October 22, 2011
LSU 45, Auburn 10.
Lord knows, LSU has always had talent. Frightening talent. But the Tigers have lived for so long as the kind of team that scrapes by for a living — more than half of their SEC wins from 2008 to 2010 came by a touchdown or less — surviving by whatever means necessary almost seemed to be part of the weekly gameplan. It took three fourth quarter comebacks to get this team to 11 wins last year. Hell, it took four fourth quarter comebacks for the 2007 team to make the BCS Championship Game, not to mention the two games it lost that season in overtime. Under Les Miles, that's how LSU rolls.
That's how it has rolled, anyway. Maybe it's the new offensive coordinator. Maybe it's a more experienced, mature lineup coming together as upperclassmen. Maybe it's a looser attitude from a more entrenched head coach. Maybe it's a combination of all of the above. But the Tigers flipped some kind of switch between the end of the 2010 season and the beginning of 2011. The result is an absolute nightmare.
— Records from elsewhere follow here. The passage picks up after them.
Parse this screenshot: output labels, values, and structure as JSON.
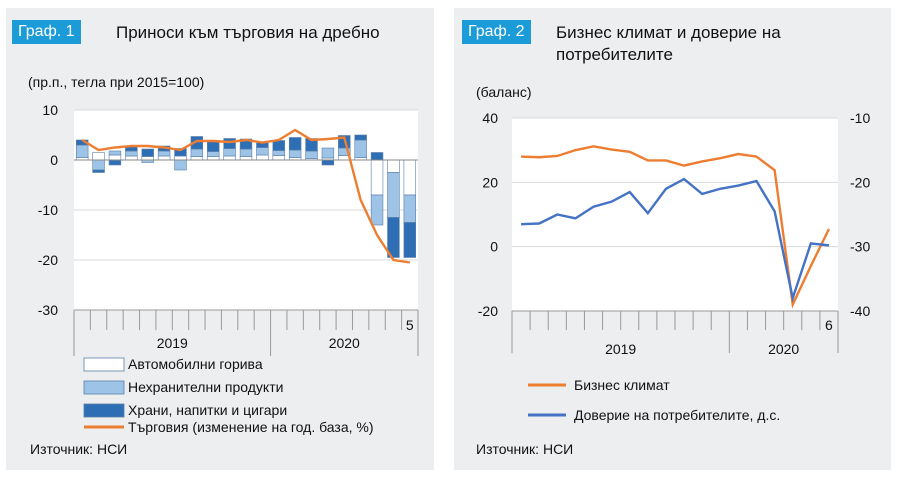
{
  "chart_data": [
    {
      "id": "graph1",
      "type": "bar",
      "badge": "Граф. 1",
      "title": "Приноси към търговия на дребно",
      "unit_label": "(пр.п., тегла при 2015=100)",
      "yticks": [
        10,
        0,
        -10,
        -20,
        -30
      ],
      "ylim": [
        -30,
        10
      ],
      "year_labels": [
        "2019",
        "2020"
      ],
      "last_month_label": "5",
      "series": [
        {
          "name": "Автомобилни горива",
          "color": "#ffffff",
          "values": [
            0.5,
            1.5,
            1.0,
            0.8,
            0.7,
            0.8,
            0.8,
            0.7,
            0.7,
            0.8,
            0.7,
            1.0,
            0.9,
            0.5,
            0.3,
            0.4,
            0.9,
            0.5,
            -7.0,
            -2.5,
            -7.0
          ]
        },
        {
          "name": "Нехранителни продукти",
          "color": "#9dc3e6",
          "values": [
            2.5,
            -2.0,
            0.8,
            1.0,
            -0.5,
            1.0,
            -2.0,
            1.5,
            1.0,
            1.5,
            1.5,
            1.5,
            1.0,
            1.5,
            1.5,
            2.0,
            1.5,
            3.5,
            -6.0,
            -9.0,
            -5.5
          ]
        },
        {
          "name": "Храни, напитки и цигари",
          "color": "#2e6eb5",
          "values": [
            1.0,
            -0.5,
            -1.0,
            1.0,
            1.5,
            1.0,
            1.5,
            2.5,
            2.0,
            2.0,
            2.0,
            1.0,
            2.0,
            2.5,
            2.5,
            -1.0,
            2.5,
            1.0,
            1.5,
            -8.0,
            -7.0
          ]
        },
        {
          "name": "Търговия (изменение на год. база, %)",
          "color": "#ed7d31",
          "values": [
            4.0,
            2.0,
            2.5,
            2.8,
            2.8,
            2.5,
            2.0,
            3.8,
            3.8,
            3.6,
            4.0,
            3.5,
            4.0,
            6.0,
            4.0,
            4.2,
            4.5,
            -8.0,
            -15.0,
            -20.0,
            -20.5
          ]
        }
      ],
      "source": "Източник: НСИ"
    },
    {
      "id": "graph2",
      "type": "line",
      "badge": "Граф. 2",
      "title_lines": [
        "Бизнес климат и доверие на",
        "потребителите"
      ],
      "unit_label": "(баланс)",
      "yticks_left": [
        40,
        20,
        0,
        -20
      ],
      "ylim_left": [
        -20,
        40
      ],
      "yticks_right": [
        -10,
        -20,
        -30,
        -40
      ],
      "ylim_right": [
        -40,
        -10
      ],
      "year_labels": [
        "2019",
        "2020"
      ],
      "last_month_label": "6",
      "series": [
        {
          "name": "Бизнес климат",
          "axis": "left",
          "color": "#ed7d31",
          "values": [
            28.0,
            27.8,
            28.2,
            30.0,
            31.2,
            30.2,
            29.5,
            26.8,
            26.8,
            25.2,
            26.5,
            27.5,
            28.8,
            28.0,
            23.8,
            -18.0,
            -6.0,
            5.5
          ]
        },
        {
          "name": "Доверие на потребителите, д.с.",
          "axis": "right",
          "color": "#4472c4",
          "values": [
            -26.5,
            -26.4,
            -25.0,
            -25.6,
            -23.8,
            -23.0,
            -21.5,
            -24.8,
            -21.0,
            -19.5,
            -21.8,
            -21.0,
            -20.5,
            -19.8,
            -24.5,
            -38.0,
            -29.5,
            -29.8
          ]
        }
      ],
      "source": "Източник: НСИ"
    }
  ]
}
And once again, the catalyst for nationwide tremors is the ongoing emergence of an offense that seemed to spend years keeping its blue-chip athletes as close to the vest as possible. No one is particularly surprised by the dominance on the other side: Today, the defense did exactly what it was expected to do to Auburn's first-time starting quarterback, Clint Moseley, sacking him six times and returning an interception for a touchdown in the third quarter, a series of scenes right out of the "Inexperienced Quarterback In a Tough Environment" script. Auburn punted or turned the ball over on eight of its first nine possessions.
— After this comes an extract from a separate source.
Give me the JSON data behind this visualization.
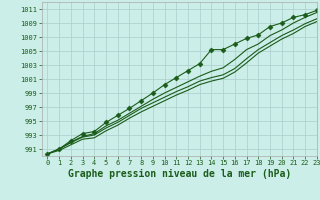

By the time Ron Brooks hit paydirt on the pick-six, though, the extra padding hardly mattered. The offense had just turned in its fourth touchdown in as many possessions, the rout was old news and the home crowd was already calling for Alabama on the other side of the coming bye week.
With 45 points today, the Tigers have scored at least 35 in seven of their first eight games, a mark they hit just three times in 26 games in 2009-10 combined. With a pair of touchdown grabs covering 42 and 46 yards in the second quarter, Rueben Randle alone has more 40-plus-yard receptions (7) than the entire team had in 2010. As preposterous as it would have seemed at the beginning of the year, with three more scoring passes and no interceptions, senior quarterbacks Jarrett Lee and Jordan Jefferson remain stewards of the most efficient passing game in the SEC. Overall, the offense has now gone five full games without a turnover.
At this point, "momentum" is irrelevant: Going into the most anticipated regular season game of this year or almost any other, LSU is legitimately dominant. It hasn't been anything less than dominant from the opening kickoff of opening night. Oregon, West Virginia, Florida, Tennessee, Auburn — all speed bumps en route to Tuscaloosa. If the stage for Nov. 5 was already set but for the hype, the Tigers played their role to the hilt.